S’agissant de l’assèchement des budgets nationaux au profit de solutions et de programmes définis et fournis par d’autres, l’autre danger clairement identifié réside dans les tentatives d’extension du financement commun de l’Alliance à l'acquisition de nouvelles capacités « possédées et opérées par l'OTAN ». Sur ce point, la France est « en désaccord fondamental », car elle estime que « ce n'est pas, du point de vue de la France, le rôle de l'OTAN de se substituer aux responsabilités des Nations dans l'acquisition et le maintien de leurs capacités ».[60] En effet, cela signifierait une perte nette de souveraineté par rapport au système actuel basé sur la contribution « en nature » des alliés. Tout compte fait, le sénateur Carrere n’a certainement pas tort quand, en évoquant les programmes et initiatives de l’Alliance, de même que les liens financiers de plus en plus étroits entre industriels européens et américains, il évoque le spectre d’un cheval de Troie.

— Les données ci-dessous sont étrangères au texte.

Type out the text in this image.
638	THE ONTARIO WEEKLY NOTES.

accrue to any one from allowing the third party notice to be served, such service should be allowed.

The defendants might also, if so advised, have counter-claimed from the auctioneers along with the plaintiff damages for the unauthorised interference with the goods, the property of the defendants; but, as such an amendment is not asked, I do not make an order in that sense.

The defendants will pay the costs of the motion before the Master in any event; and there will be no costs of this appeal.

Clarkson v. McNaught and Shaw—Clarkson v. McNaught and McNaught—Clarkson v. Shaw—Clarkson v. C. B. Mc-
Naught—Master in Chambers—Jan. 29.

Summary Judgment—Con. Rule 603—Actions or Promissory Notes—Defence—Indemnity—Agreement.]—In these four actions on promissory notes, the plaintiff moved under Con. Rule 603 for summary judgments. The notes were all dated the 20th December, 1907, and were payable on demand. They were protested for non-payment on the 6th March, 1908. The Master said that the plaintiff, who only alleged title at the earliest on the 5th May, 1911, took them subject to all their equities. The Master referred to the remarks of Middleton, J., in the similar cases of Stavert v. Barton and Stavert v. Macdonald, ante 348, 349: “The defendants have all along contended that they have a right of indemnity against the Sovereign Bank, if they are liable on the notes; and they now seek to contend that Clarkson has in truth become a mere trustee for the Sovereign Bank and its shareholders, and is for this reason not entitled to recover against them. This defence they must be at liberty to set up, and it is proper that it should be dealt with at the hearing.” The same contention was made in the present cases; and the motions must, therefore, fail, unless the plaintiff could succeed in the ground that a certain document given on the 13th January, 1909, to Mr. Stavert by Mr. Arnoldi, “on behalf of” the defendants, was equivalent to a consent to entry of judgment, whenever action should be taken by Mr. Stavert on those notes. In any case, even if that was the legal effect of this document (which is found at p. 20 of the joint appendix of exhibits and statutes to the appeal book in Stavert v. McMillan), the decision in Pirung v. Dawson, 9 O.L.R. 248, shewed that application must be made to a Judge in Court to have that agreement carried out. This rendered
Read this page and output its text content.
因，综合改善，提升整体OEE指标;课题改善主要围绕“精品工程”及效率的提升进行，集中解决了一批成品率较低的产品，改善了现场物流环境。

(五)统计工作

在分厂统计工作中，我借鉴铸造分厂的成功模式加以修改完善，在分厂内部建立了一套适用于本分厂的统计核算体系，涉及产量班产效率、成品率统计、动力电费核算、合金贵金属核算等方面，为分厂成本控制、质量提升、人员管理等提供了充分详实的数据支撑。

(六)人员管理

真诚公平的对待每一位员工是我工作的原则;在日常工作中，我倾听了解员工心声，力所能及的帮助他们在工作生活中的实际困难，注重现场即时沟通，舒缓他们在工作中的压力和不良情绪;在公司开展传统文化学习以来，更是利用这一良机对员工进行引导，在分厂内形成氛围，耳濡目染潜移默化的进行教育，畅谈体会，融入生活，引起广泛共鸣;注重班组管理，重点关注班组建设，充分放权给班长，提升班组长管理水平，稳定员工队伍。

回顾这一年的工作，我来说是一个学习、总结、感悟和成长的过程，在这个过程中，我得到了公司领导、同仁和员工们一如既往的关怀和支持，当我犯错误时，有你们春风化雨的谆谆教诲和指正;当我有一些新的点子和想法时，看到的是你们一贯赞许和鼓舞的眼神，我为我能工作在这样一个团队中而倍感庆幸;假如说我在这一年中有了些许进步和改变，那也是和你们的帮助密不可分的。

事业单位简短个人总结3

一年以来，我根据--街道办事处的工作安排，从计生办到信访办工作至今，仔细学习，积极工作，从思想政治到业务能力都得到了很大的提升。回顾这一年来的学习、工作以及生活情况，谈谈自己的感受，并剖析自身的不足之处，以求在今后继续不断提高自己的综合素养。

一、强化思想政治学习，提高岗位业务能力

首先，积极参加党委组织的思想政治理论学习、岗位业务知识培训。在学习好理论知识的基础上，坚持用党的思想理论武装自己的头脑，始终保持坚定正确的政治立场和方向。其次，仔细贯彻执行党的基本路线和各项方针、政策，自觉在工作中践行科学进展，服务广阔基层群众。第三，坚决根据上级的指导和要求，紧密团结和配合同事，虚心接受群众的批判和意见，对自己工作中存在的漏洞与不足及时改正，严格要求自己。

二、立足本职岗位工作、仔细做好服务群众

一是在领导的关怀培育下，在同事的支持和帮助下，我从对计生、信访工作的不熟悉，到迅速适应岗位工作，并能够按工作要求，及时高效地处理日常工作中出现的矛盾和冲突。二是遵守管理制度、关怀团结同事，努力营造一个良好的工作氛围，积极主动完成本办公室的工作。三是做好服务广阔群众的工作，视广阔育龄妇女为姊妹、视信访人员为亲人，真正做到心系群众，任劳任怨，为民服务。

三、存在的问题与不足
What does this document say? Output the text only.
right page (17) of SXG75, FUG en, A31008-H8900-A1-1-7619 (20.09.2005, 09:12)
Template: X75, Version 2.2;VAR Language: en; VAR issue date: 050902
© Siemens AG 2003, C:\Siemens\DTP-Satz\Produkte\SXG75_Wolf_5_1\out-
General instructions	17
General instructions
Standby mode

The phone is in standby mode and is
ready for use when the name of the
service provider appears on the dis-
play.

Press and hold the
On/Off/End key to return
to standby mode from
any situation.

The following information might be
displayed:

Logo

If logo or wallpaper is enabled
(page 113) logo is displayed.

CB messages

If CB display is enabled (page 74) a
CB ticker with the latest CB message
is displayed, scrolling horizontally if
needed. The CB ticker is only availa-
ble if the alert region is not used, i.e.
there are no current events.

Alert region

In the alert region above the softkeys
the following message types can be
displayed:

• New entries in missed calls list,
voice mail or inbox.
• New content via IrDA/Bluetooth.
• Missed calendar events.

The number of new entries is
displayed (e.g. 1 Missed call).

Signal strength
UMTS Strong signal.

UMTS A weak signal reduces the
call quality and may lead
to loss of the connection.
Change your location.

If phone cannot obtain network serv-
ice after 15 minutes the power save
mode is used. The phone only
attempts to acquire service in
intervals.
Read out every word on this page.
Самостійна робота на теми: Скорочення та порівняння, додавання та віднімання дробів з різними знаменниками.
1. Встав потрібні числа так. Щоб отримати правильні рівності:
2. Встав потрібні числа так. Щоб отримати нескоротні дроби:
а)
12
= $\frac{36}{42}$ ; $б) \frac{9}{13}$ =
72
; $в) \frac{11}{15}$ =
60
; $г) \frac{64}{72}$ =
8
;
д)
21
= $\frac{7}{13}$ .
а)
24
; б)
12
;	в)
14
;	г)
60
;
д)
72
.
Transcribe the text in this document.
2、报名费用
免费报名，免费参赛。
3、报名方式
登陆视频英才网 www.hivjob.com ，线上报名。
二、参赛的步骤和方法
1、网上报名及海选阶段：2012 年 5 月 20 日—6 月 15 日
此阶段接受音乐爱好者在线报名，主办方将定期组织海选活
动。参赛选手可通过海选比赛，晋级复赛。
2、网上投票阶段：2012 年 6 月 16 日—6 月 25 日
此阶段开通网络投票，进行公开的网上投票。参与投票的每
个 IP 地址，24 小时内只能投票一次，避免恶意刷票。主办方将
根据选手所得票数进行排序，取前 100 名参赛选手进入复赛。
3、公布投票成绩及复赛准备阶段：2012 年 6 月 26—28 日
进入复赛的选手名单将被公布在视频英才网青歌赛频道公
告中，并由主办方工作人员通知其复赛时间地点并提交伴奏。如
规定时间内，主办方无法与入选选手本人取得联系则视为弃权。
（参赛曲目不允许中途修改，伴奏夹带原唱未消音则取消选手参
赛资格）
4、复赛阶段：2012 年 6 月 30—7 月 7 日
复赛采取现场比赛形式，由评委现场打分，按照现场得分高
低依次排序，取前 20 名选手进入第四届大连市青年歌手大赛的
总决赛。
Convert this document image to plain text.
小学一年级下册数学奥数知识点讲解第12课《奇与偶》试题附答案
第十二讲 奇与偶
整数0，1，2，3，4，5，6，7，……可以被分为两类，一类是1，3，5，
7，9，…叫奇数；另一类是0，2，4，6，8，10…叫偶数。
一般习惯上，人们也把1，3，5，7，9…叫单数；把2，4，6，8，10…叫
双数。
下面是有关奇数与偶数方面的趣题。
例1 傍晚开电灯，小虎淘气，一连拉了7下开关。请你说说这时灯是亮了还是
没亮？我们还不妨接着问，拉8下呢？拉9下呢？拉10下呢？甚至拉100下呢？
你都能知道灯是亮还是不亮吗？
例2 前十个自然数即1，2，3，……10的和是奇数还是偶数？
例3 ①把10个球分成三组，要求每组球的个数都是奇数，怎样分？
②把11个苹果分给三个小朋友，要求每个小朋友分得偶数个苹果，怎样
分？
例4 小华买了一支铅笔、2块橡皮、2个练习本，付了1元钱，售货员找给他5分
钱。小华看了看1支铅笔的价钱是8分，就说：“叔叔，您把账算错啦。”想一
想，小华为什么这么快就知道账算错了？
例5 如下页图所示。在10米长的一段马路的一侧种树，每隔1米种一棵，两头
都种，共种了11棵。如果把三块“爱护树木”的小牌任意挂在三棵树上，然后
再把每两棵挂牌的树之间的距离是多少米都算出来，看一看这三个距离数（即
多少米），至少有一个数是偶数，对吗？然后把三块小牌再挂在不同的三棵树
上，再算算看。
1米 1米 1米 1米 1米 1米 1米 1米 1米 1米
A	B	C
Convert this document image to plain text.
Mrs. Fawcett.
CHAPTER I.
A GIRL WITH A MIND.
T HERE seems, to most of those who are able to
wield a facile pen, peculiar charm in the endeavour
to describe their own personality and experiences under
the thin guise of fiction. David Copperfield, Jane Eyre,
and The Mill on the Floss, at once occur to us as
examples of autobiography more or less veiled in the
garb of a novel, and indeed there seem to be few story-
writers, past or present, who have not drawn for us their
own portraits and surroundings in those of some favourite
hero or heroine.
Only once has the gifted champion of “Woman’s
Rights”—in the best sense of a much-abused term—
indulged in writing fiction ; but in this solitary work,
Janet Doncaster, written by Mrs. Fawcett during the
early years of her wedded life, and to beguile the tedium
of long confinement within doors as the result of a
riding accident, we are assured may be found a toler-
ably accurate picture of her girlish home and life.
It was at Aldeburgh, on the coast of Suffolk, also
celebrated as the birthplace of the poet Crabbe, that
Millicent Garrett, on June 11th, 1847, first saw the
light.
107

L’Union européenne, solution à double tranchant

Si la PSDC est supposée servir de cadre à l’autre option, spécifiquement européenne, elle est aujourd’hui, pour reprendre les mots d’Hubert Védrine « surtout du papier et des procédures. (…) ce sont des petites initiatives humanitaires, sympathiques du reste, où l’Europe - gentille fille - rend service ».[61] En effet, la défense européenne se condamne à ne faire que de la figuration et/ou de la sous-traitance tant qu’elle restera autolimitée par les préférences atlantistes et pacifistes des Etats membres de l’UE. Et ce à la fois au niveau de la planification et du commandement (refus d’un quartier général opérationnel au motif qu’il ferait double emploi avec l’OTAN), des achats d’équipement (l’essentiel des ressources continue d’être aspiré par des projets et du matériel made in US), ou encore sur le plan des doctrines d’emploi des forces (vision quasi uniquement civile de la PSDC en complément d’une Alliance basée sur une vision complètement américanisée). Or en théorie, les institutions et les opérations de la PSDC auraient dû, ce fut l’idée originelle, faciliter tant la prise de conscience des déficits capacitaires que la convergence des doctrines d’emploi, contribuant ainsi à l’harmonisation des besoins opérationnels en aval. Le tout culminant dans des programmes en coopération et le renforcement d’une BITD conforme à nos intérêts et à nos conceptions. Le moins que l’on puisse dire, c’est que nous sommes loin du compte.

A ce propos, il convient de faire deux remarques par rapport au « pivot » américain, souvent interprété comme un éventuel « adjuvent » à la défense européenne. Logique, ce scénario optimiste mérite néanmoins d’être mis en perspective. Premièrement, les incantations encourageantes des Etats-Unis pour que leurs alliés prennent soi-disant plus d’autonomie montrent vite leurs limites. Comme le note Witney avec son co-auteur Olivier de France : « Les États-Unis n'attendent certes pas des Européens qu'ils agissent en toute indépendance vis-à-vis de Washington. Ils voudront que l’action transatlantique demeure pleinement coordonnée et que subsiste une interopérabilité aussi étendue que possible entre les forces et les capacités de façon, en particulier, à permettre l'utilisation d'équipements américains. »[62]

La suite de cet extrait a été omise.